Cinysca bicarinata

Scientific classification
- Kingdom: Animalia
- Phylum: Mollusca
- Class: Gastropoda
- Subclass: Vetigastropoda
- Order: Trochida
- Family: Areneidae
- Genus: Cinysca
- Species: C. bicarinata
- Binomial name: Cinysca bicarinata (E. von Martens, 1902)
- Synonyms: Cantrainea bicarinata (E. von Martens, 1902); Collonia bicarinata E. von Martens, 1902 (original combination); Liotia bicarinata (E. von Martens, 1902);

= Cinysca bicarinata =

- Genus: Cinysca
- Species: bicarinata
- Authority: (E. von Martens, 1902)
- Synonyms: Cantrainea bicarinata (E. von Martens, 1902), Collonia bicarinata E. von Martens, 1902 (original combination), Liotia bicarinata (E. von Martens, 1902)

Species of gastropod

Cinysca bicarinata is a species of sea snail, a marine gastropod mollusk in the family Areneidae.

==Description==
The length of the shell attains 9 mm, its diameter 6 mm.
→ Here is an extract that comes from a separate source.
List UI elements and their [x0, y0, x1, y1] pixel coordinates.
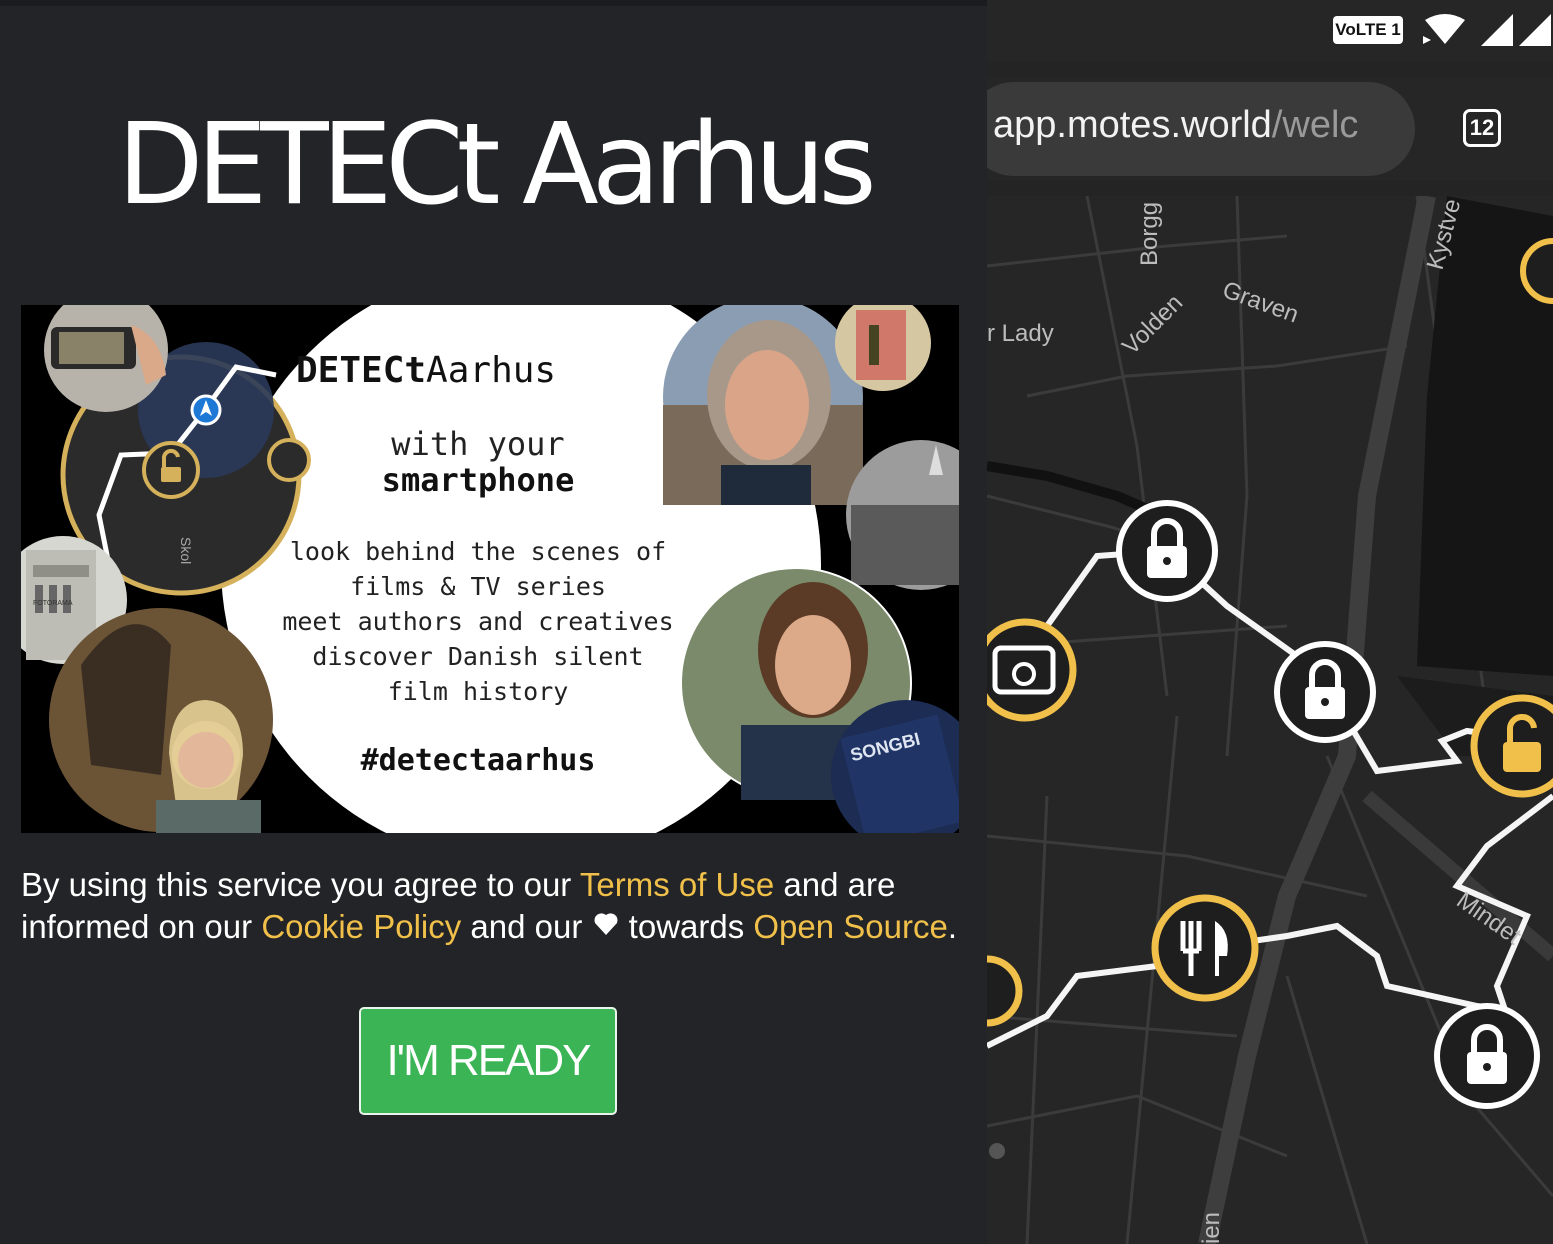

(Original description in Latin) The shell is nearly round, somewhat solid, and umbilicated. It is yellowish-white and uniform in color, sculpted with two elevated spiral keels, otherwise smooth. The spire is short, conical, and stepped. The body whorl features a spiral ridge between the two keels and is adorned with two spiral ridges on the base.

Anteriorly, the body whorl is distinctly compressed and slightly expanded, with keels and ridges extending outward, giving it a slightly angular appearance. The outer margin is strongly curved and fairly thin, while the basal margin is thickened. The columellar margin remains thin and straight, not reflected into the umbilicus.

The underside is slightly concave, with two spiral ridges and a relatively large, angular umbilicus. The aperture is oblique and circular, with the peristome slightly expanded and adorned with outward-extending keels and ridges.

==Distribution==
This marine species occurs off the Agulhas Bank, South Africa.